KPK Blak-blakan Soal Uang Dikembalikan Khalid Basalamah terkait Kasus Kuota Haji

KPK sudah dua kali meminta keterangan Khalid Basalamah terkait kasus korupsi kuota haji tambahan tahun 2024.

oleh Muhammad Radityo PriyasmoroDiperbarui 16 September 2025, 18:33 WIB
Ustaz Khalid Basalamah (dok. Instagram @kajianmusawarah/https://www.instagram.com/p/Btw7DVFB_7W/Fairuz Fildzah)

Liputan6.com, Jakarta Komisi Pemberantasan Korupsi (KPK) menyebut Ustaz Khalid Basalamah mengembalikan sejumlah uang terkait kasus dugaan korupsi pembagian kuota tambahan haji 2024.

Menurut Juru Bicara KPK, Budi Prasetyo, uang dikembalikan saat ini menjadi barang bukti sita oleh penyidik.

"Penyitaan barang bukti tersebut diduga terkait ataupun merupakan hasil dari suatu tindak pidana. Artinya memang keberadaan dari barang bukti itu dibutuhkan oleh penyidik dalam proses pebuktian dalam penyidikan perkara ini," kata Budi di Gedung Merah Putih KPK, Jakarta, Selasa (16/9/2025).

Jumlah Uang Dikembalikan Masih Dihitung

Membuka cabang pertama Restoran Ajwad di Kebayoran Baru Jakarta Selatan, ustaz Khalid Basalamah membahas 4 pilar bisnis dalam Islam. Apa saja?

Budi menyebut nominal dari uang yang dikembalikan Khalid masih dihitung penyidik. Sebab, pengembalian dilakukan secara bertahap.

"Uangnya berapa? memang masih dihitung karena pengembaliannya juga dilakukan secara bertahap," jelas Budi.

Selain itu, terkait sumber pengembalian uang apakah dari kantong pribadi Khalid atau dari pihak travel haji yang bersangkutan, Budi enggan mengungkap lebih jauh.
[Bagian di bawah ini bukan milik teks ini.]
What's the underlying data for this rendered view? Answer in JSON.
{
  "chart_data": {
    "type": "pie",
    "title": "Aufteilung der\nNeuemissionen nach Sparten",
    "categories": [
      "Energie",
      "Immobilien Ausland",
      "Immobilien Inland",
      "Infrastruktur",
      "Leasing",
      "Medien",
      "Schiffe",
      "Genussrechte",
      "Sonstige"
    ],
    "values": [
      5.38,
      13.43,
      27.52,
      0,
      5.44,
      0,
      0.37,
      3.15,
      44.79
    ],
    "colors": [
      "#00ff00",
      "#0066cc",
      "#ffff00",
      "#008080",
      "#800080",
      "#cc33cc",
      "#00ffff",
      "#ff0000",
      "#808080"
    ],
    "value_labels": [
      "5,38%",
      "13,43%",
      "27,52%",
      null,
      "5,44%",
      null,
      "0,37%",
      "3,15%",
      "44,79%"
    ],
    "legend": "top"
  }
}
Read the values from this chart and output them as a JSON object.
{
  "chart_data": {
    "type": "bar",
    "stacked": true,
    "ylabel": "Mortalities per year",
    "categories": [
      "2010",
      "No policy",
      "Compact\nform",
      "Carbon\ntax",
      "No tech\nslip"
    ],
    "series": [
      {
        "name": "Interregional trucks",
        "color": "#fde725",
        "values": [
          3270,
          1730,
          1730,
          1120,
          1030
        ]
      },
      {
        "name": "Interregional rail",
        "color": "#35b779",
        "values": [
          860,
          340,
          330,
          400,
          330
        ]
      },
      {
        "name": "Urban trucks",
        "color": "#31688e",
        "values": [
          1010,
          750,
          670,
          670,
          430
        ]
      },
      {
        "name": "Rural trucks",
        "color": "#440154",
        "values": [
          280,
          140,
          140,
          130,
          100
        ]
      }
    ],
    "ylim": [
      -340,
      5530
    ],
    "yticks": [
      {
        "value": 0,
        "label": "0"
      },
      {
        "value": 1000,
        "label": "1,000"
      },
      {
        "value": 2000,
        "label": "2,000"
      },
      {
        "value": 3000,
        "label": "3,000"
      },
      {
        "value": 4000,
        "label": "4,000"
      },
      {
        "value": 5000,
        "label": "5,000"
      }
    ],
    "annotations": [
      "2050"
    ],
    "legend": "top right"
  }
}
Menurutnya, hal itu masuk ke dalam materi penyidikan yang akan disampaikan dalam konstruksi perkara.

"Nah terkait dengan detil dari mananya, nanti kami akan jelaskan konstruksi utuh perkaranya seperti apa ketika kita umumkan nanti pihak-pihak yang ditetapkan sebagai tersangka dalam perkara ini," tegas Budi.

Semua Keterangan Saksi akan Dicocokkan

Ustaz kondang Khalid Zeed Abdullah Basalamah penuhi panggilan KPK (Muhammad Radityo Priyasmoro/Liputan6.com)

Budi hanya menjelaskan, saat diperiksa sebagai saksi, Khalid didalami terkait dengan kepemilikan Biro Travel Haji yang kemudian memberangkatkan sejumlah jemaah haji yang diduga menggunakan kuota haji khusus yang bermasalah.

"Nanti akan saling melengkapi karena dalam penyidikan perkara ini KPK tidak hanya melakukan pemeriksaan terhadap saudara Ustaz KB saja, tapi KPK juga melakukan pemeriksaan-pemeriksaan baik kepada para biro perialanan maupun asosiasi lain sehingga nanti kita bisa melihat dari berbagai sisi," ujar Budi menandasi.